Petitioner was found guilty of refusing a direct order and disobeying frisk procedures after a February 2012 rehearing of a tier III prison disciplinary proceeding. In the course of the rehearing, the Hearing Officer had petitioner removed for being disruptive and, after petitioner refused the Hearing Officer's subsequent invitation to return to the hearing room and participate, the rehearing was completed in petitioner's absence. The resulting determination of guilt was affirmed on administrative appeal and petitioner thereafter commenced this CPLR article 78 proceeding. Supreme Court dismissed petitioner's application on the merits, and this appeal followed.
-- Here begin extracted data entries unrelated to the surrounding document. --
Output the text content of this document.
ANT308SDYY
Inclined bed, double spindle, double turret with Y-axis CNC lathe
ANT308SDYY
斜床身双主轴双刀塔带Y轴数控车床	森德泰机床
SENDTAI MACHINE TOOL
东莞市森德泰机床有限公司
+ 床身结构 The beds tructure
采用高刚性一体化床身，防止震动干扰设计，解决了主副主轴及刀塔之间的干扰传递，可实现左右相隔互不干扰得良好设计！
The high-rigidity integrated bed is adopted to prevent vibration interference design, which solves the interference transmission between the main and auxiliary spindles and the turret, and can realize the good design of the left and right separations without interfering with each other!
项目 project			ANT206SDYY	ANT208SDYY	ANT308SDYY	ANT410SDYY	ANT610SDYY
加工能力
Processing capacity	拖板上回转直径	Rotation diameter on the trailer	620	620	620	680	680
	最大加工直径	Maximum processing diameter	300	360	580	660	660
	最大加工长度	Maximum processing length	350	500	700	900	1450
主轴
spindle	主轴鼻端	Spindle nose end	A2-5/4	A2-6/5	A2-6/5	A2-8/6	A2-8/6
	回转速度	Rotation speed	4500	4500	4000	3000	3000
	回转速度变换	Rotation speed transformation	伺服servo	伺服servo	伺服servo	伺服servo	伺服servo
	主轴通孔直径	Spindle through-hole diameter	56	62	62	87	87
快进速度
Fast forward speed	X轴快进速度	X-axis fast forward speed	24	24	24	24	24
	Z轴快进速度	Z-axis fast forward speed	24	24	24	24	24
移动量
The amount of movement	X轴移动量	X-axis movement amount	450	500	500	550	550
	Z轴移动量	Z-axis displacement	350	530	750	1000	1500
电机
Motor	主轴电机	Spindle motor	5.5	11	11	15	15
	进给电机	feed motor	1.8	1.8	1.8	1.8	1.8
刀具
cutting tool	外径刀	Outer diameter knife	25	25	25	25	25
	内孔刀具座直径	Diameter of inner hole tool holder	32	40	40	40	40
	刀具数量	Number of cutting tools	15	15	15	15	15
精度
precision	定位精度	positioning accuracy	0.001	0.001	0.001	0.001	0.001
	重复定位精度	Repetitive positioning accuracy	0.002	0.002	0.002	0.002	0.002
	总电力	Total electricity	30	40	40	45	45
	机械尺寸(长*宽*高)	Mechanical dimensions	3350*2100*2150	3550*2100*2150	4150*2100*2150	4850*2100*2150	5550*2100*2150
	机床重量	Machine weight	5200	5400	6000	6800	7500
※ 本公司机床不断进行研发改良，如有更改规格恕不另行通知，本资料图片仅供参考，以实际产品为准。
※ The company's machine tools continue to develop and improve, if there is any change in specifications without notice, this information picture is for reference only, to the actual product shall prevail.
Petitioner was originally found guilty of the subject charges following an April 20, 2011 tier III disciplinary hearing, however, that determination was annulled and a rehearing ordered as the result of a decision by Supreme Court (Teresi, J.) that petitioner's right to view a videotape of the strip frisk was improperly denied.
Initially, inasmuch as the record contains a factual basis supporting the Hearing Officer's decision to remove petitioner from the disciplinary rehearing, we are unpersuaded that he was denied his “fundamental right to be present” (Matter of Barnes v. Prack, 109 A.D.3d 1028, 1029, 971 N.Y.S.2d 359 [2013] ). Moreover, we reject petitioner's claim that he did not knowingly, voluntarily or intelligently waive his right to attend the rehearing because he was not told that the hearing would continue in his absence. By refusing to return to the hearing that was nearing completion, petitioner forfeited his right to be present ( see Matter of Weems v. Fischer, 75 A.D.3d 681, 682, 906 N.Y.S.2d 122 [2010],appeal dismissed15 N.Y.3d 917, 913 N.Y.S.2d 641, 939 N.E.2d 807 [2010] ). Accordingly, having refused to appear at the resumption of the rehearing, petitioner waived his challenge to any alleged procedural issues ( see Matter of Abreu v. Bezio, 84 A.D.3d 1596, 1596–1597, 922 N.Y.S.2d 667 [2011],lv. dismissed17 N.Y.3d 781, 929 N.Y.S.2d 81, 952 N.E.2d 1076 [2011],appeal dismissed17 N.Y.3d 915, 934 N.Y.S.2d 368, 958 N.E.2d 546 [2011] ). To the extent that they were preserved, petitioner's remaining contentions have been examined and determined to be without merit.
ORDERED that the judgment is affirmed, without costs.
LAHTINEN, J.P., GARRY, ROSE and EGAN JR., JJ., concur.